On the Annunciation
Mary is the "Sedes Sapientiæ," the Seat of Wisdom
MARY has this title in her Litany, because the Son of God, who is also called in Scripture the Word and Wisdom of God, once dwelt in her, and then, after His birth of her, was carried in her arms and seated in her lap in His first years. Thus, being, as it were, the human throne of Him who reigns in heaven, she is called the Seat of Wisdom. In the poet's words:--
His throne, thy bosom blest,
O Mother undefiled,
That Throne, if aught beneath the skies,
Beseems the sinless Child.
But the possession of her Son lasted beyond His infancy—He was under her rule, as St. Luke tells us, and lived with her in her house, till He went forth to preach—that is, for at least a whole thirty years. And this brings us to a reflection about her, cognate to that which was suggested to us yesterday by the title of "Mirror of Justice." For if such close and continued intimacy with her Son created in her a sanctity inconceivably great, must not also the knowledge which she gained during those many years from His conversation of present, past, and future, have been so large, and so profound, and so diversified, and so thorough, that, though she was a poor woman without human advantages, she must in her knowledge of creation, of the universe, and of history, have excelled the greatest of philosophers, and in her theological knowledge the greatest of theologians, and in her prophetic discernment the most favoured of prophets?
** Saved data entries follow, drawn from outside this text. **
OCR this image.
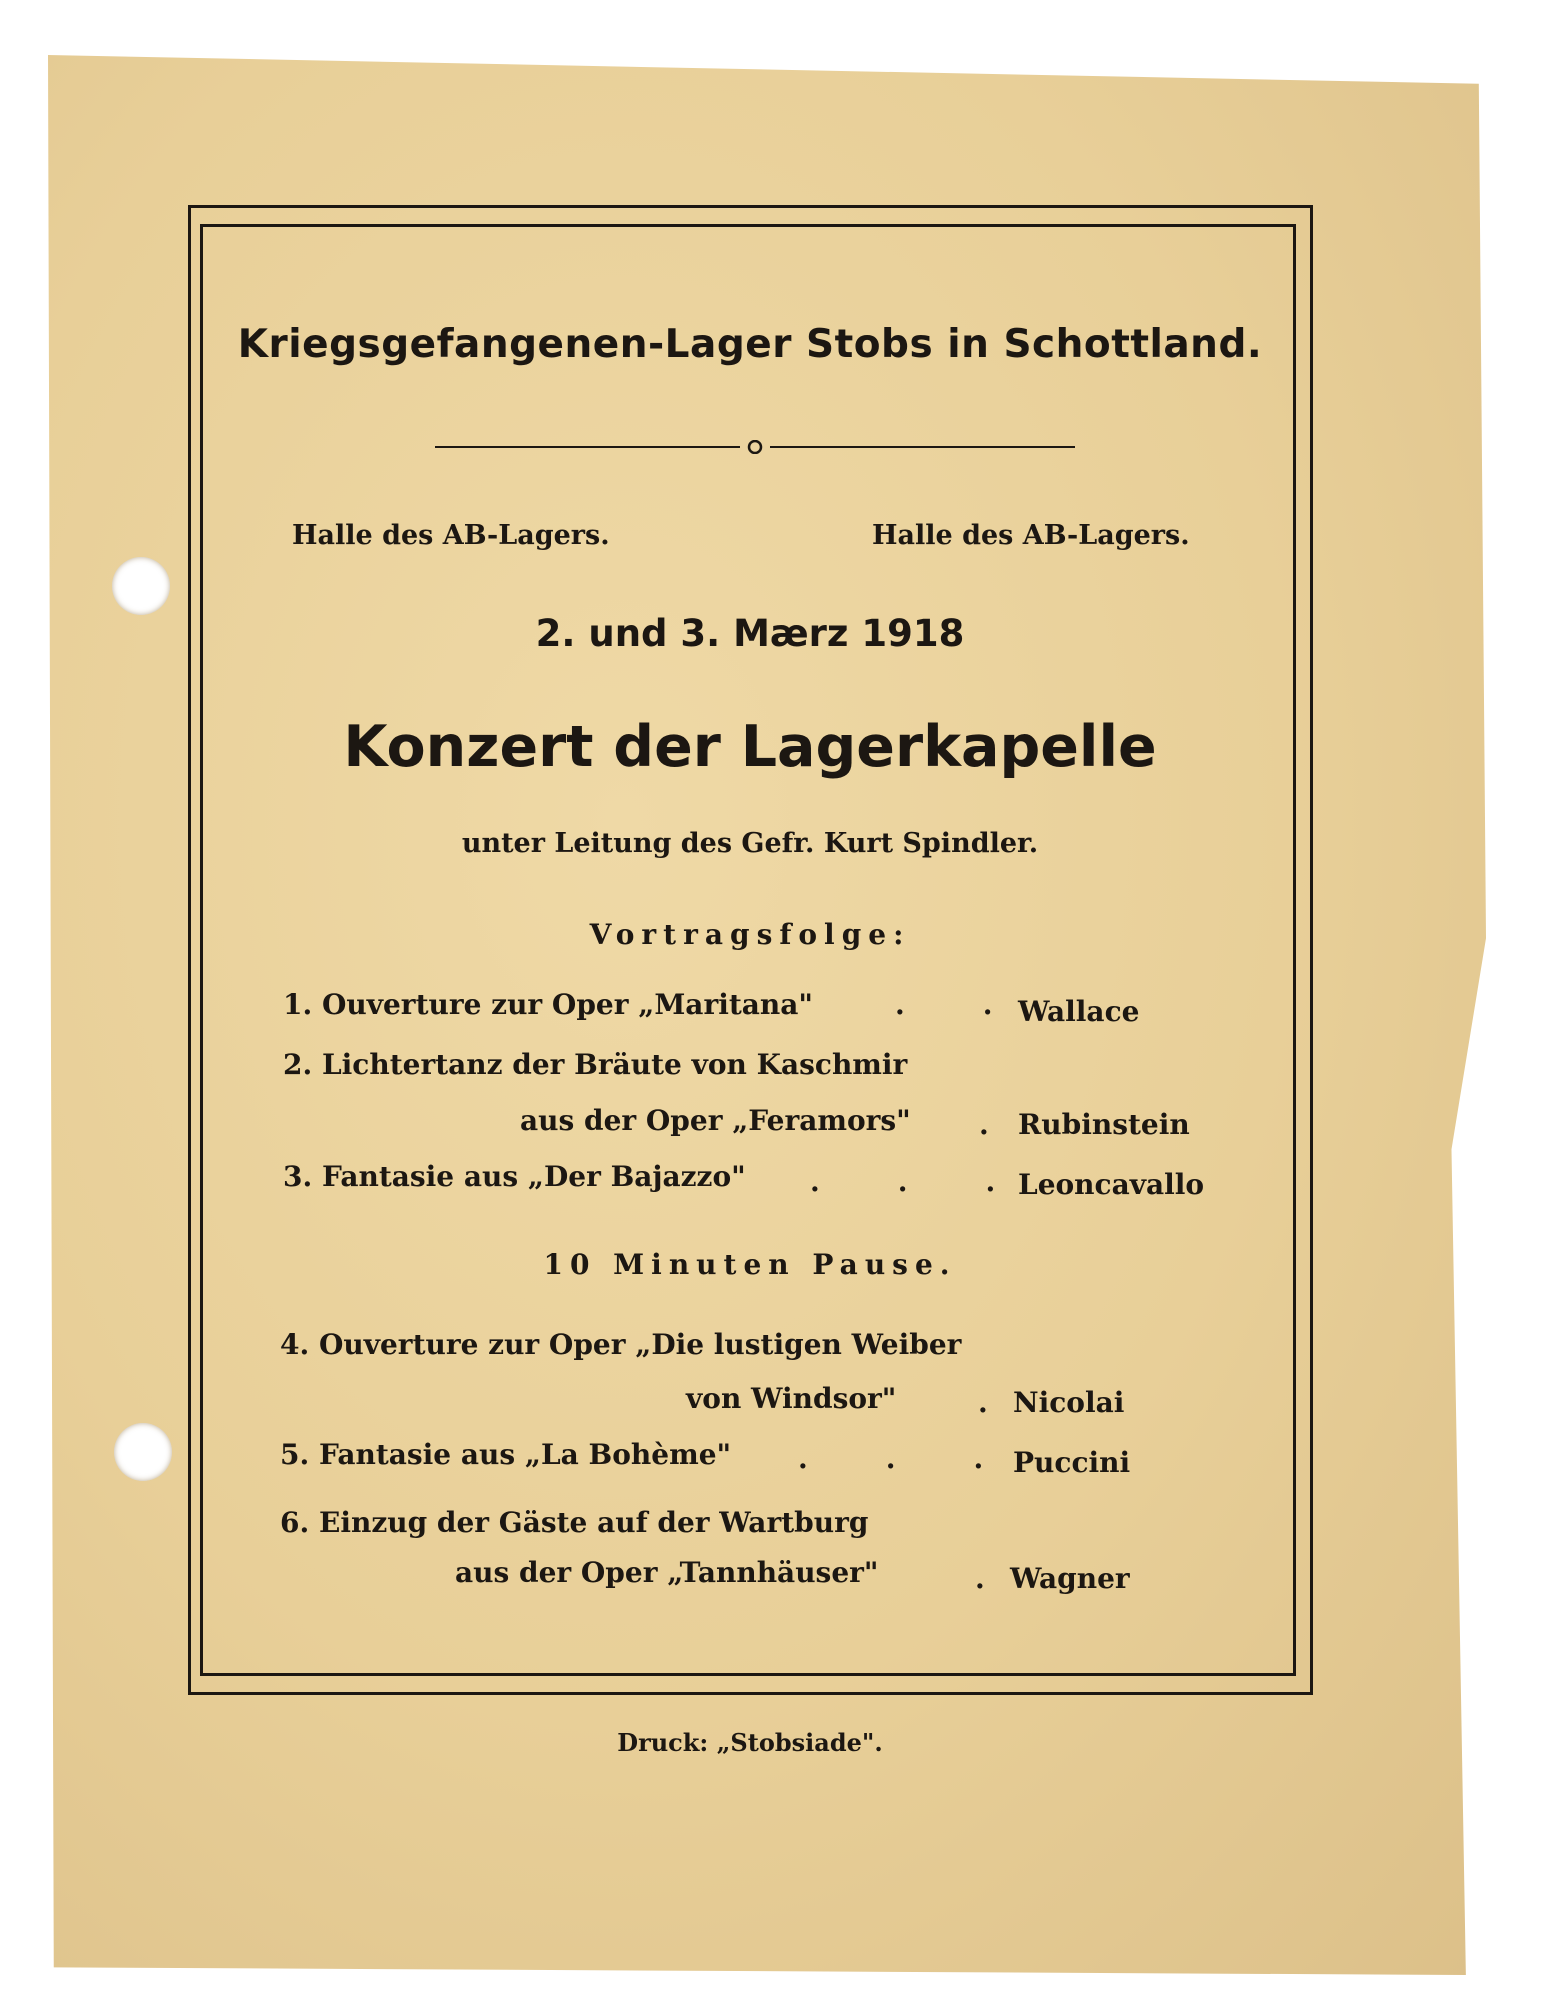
Kriegsgefangenen-Lager Stobs in Schottland.
Halle des AB-Lagers.	Halle des AB-Lagers.
2. und 3. Mærz 1918
Konzert der Lagerkapelle
unter Leitung des Gefr. Kurt Spindler.
Vortragsfolge:
1. Ouverture zur Oper „Maritana"	.        . Wallace
2. Lichtertanz der Bräute von Kaschmir
aus der Oper „Feramors" . Rubinstein
3. Fantasie aus „Der Bajazzo" .        .        . Leoncavallo
10 Minuten Pause.
4. Ouverture zur Oper „Die lustigen Weiber
von Windsor"	. Nicolai
5. Fantasie aus „La Bohème" .        .        . Puccini
6. Einzug der Gäste auf der Wartburg
aus der Oper „Tannhäuser"	. Wagner
Druck: „Stobsiade".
What was the grand theme of conversation between her and her Son but the nature, the attributes, the providence, and the works of Almighty God? Would not our Lord be ever glorifying the Father who sent Him? Would He not unfold to her the solemn eternal decrees, and the purposes and will of God? Would He not from time to time enlighten her in all those points of doctrine which have been first discussed and then settled in the Church from the time of the Apostles till now, and all that shall be till the end,—nay, these, and far more than these? All that is obscure, all that is fragmentary in revelation, would, so far as the knowledge is possible to man, be brought out to her in clearness and simplicity by Him who is the Light of the World.
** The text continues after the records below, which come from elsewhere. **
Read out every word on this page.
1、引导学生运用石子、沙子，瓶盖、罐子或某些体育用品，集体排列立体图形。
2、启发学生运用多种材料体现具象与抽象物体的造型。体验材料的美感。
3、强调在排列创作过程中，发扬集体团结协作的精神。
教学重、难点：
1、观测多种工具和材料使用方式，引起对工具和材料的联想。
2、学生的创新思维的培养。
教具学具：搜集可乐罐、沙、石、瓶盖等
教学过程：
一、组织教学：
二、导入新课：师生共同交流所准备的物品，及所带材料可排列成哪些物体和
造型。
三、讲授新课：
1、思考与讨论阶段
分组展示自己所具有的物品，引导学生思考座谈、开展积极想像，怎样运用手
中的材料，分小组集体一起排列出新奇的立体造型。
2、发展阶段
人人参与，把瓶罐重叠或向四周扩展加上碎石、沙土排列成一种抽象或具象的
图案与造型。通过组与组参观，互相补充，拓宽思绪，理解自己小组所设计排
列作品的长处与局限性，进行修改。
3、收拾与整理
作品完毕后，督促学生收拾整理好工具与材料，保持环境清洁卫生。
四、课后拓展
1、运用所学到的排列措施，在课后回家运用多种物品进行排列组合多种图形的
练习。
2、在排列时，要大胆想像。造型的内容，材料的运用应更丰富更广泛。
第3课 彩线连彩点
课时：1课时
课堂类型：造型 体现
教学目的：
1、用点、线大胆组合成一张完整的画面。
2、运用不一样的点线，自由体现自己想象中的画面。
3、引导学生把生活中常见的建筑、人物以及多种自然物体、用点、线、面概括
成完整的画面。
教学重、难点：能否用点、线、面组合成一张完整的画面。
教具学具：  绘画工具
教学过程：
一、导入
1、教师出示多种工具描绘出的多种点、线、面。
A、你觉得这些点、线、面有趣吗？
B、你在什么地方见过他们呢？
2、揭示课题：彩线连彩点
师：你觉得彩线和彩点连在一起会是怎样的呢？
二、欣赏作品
And so of the events which are to come. God spoke to the Prophets: we have His communications to them in Scripture. But He spoke to them in figure and parable. There was one, viz., Moses, to whom He vouchsafed to speak face to face. "If there be among you a prophet of the Lord," God says, "I will appear to him in a vision, and I will speak to him in a dream. But it is not so with my servant Moses ... For I will speak to him mouth to mouth, and plainly, and not by riddles and figures doth he see the Lord." This was the great privilege of the inspired Lawgiver of the Jews; but how much was it below that of Mary! Moses had the privilege only now and then, from time to time; but Mary for thirty continuous years saw and heard Him, being all through that time face to face with Him, and being able to ask Him any question which she wished explained, and knowing that the answers she received were from the Eternal God, who neither deceives nor can be deceived.